Mycologist Toby Kiers frames the stakes perfectly: “INVAM represents a library of hundreds of millions of years of evolution. Ending INVAM for scientists is like closing the Louvre for artists.”
Additionally, Bever sees massive potential for AM fungi in the Conservation Reserve Program – a federal initiative that’s already converted 20 million acres of marginal farmland back to native grassland and woodland. Imagine if those restoration efforts systematically included native mycorrhizal fungi. The returns on soil health, water retention, and carbon storage would multiply dramatically.
Beyond restoration, there are practical agricultural applications. Koziol founded MycoBloom in 2016 to produce high-quality preparations of old-growth prairie fungus spores. Customers report promising results in vineyards, orange orchards, peppers, and tomatoes. The effects are especially strong in perennial crops, where roots stay in place long enough for stable symbiosis.
The Bigger Picture
This is bigger than fungi. At some point, humans are going to have to get serious about regenerative agriculture, ecosystem restoration, and building resilient food systems. It’s kind of imperative if we want to survive. It’s about whether we invest in the foundational research needed to understand and work with living systems, or whether we keep chasing shortcuts and buying snake oil.

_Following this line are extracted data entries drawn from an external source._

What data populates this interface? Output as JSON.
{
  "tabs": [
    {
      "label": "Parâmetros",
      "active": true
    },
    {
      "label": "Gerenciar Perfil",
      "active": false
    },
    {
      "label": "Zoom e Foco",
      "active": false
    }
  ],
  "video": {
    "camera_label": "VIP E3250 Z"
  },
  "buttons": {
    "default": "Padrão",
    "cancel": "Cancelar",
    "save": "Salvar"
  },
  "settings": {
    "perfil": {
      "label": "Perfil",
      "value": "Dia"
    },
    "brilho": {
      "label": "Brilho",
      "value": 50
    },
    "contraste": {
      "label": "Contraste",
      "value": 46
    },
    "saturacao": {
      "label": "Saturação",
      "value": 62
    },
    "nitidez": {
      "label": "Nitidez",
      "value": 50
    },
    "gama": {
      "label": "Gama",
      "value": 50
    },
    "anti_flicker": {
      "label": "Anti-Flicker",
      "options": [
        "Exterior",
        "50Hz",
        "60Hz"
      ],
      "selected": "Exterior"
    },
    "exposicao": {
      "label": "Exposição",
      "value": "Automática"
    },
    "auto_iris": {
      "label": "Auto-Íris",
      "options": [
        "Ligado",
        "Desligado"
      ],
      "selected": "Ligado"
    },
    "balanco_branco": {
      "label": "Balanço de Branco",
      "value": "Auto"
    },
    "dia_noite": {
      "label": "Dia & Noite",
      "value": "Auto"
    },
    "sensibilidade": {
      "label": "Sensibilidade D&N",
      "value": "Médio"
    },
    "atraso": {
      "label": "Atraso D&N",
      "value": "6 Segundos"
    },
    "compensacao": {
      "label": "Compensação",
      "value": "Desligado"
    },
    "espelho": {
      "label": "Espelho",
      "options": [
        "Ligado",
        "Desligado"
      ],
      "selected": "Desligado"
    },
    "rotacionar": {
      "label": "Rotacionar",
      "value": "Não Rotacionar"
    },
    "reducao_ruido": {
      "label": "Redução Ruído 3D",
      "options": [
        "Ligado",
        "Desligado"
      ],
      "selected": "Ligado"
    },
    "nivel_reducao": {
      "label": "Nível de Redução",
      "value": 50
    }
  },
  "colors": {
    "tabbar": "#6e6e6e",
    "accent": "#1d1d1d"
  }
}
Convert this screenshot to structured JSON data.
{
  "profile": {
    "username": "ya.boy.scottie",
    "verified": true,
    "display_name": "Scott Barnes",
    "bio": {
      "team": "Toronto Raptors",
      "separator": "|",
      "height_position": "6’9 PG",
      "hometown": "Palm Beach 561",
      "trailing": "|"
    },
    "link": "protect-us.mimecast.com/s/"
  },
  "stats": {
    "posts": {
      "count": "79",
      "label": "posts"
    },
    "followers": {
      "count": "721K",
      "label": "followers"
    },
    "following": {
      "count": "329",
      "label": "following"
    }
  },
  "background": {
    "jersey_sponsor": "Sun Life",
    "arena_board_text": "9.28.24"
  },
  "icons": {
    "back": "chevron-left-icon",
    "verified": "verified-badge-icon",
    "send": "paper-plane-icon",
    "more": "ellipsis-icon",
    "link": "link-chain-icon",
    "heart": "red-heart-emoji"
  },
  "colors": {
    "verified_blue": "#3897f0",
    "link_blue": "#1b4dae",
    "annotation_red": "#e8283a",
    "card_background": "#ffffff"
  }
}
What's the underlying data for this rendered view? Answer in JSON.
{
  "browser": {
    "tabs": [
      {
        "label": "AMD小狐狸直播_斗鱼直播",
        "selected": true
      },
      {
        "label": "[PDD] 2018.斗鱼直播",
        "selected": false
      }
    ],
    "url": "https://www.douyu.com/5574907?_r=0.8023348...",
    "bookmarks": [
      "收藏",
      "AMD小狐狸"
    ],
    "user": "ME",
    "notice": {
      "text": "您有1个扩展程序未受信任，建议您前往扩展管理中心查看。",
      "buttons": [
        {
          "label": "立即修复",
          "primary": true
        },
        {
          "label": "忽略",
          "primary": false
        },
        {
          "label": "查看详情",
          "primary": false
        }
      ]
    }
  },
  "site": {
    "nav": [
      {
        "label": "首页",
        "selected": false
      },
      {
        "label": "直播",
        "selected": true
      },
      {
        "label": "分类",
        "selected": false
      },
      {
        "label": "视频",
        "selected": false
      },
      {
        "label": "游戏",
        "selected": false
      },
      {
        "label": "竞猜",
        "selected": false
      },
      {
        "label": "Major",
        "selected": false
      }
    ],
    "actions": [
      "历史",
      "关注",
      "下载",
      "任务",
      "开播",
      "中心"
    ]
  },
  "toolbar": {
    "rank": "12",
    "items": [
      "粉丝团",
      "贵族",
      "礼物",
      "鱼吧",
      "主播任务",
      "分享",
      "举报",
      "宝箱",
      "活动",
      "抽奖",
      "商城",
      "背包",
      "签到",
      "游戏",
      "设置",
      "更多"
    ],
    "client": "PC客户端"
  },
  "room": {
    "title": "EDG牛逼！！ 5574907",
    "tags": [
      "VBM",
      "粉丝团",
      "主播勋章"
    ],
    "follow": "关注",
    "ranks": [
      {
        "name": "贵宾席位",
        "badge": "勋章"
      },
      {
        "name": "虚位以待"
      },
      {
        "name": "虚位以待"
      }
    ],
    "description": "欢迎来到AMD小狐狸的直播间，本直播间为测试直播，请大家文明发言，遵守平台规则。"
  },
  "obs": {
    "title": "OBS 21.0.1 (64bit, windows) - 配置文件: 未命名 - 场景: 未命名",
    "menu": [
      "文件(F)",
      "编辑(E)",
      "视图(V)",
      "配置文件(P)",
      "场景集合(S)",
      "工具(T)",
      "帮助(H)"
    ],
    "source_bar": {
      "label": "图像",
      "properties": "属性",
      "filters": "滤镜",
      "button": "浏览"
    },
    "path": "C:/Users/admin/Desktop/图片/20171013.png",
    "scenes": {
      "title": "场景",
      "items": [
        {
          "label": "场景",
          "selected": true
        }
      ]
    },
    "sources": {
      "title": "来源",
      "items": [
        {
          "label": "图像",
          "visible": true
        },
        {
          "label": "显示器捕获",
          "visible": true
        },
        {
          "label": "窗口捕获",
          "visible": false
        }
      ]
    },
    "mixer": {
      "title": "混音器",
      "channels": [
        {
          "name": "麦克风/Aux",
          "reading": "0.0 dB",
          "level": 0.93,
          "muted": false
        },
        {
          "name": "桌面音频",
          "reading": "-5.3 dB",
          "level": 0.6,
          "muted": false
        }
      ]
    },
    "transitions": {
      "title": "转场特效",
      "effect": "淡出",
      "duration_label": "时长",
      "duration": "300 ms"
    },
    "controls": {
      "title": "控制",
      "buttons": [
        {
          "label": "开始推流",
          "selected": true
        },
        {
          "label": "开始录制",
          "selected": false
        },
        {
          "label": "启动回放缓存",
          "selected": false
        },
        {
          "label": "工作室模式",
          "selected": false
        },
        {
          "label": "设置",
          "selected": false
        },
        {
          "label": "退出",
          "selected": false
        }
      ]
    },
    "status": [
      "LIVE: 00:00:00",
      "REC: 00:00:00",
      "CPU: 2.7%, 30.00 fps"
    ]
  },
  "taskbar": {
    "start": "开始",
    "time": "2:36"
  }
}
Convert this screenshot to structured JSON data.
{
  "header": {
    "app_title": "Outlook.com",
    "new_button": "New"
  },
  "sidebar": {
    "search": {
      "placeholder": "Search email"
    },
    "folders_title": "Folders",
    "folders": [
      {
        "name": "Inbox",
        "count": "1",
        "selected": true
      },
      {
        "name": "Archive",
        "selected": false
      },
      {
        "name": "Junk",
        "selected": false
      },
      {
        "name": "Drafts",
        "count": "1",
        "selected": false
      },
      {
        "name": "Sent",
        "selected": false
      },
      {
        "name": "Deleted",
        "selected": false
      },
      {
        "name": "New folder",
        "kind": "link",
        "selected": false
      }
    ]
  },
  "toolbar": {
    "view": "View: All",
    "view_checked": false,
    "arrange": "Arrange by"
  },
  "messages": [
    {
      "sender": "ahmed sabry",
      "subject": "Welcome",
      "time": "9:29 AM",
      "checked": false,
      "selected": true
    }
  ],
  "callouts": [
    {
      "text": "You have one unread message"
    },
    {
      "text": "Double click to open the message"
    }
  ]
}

Merlin Sheldrake, author of Entangled Life, calls these organisms “vital ecosystem engineers that hold the key to so many problems we face.” To lose INVAM, he says, would be “an unimaginable tragedy.”
He’s right. We’re talking about maintaining living tools that could help us restore degraded land, reduce fertiliser dependence, sequester carbon, and grow healthier food. These are organisms that have been holding ecosystems together for hundreds of millions of years.
The current administration is shifting funding away from basic science, and while private donors might help, there’s no real substitute for sustained federal investment in public research infrastructure. Some things are too important to leave entirely to market forces, especially when the market is currently dominated by products that don’t work.
What We Can Do?
This story is still unfolding. INVAM is preparing a new funding proposal, and public awareness matters. If you care about regenerative agriculture, soil health, or maintaining the scientific infrastructure we’ll need to address climate change and food security, this is worth paying attention to.
Because once this library closes, essential fungal strains will be gone for good. And we’re going to need them.

Please keep me up to date
Have you reached out to RFK JR. or any of his people yet? That should be your start with the current admin. That guy was an environmental warrior for decades and seems to understand the importance of good soil. Good luck and God bless you in your work for Pacha Mama.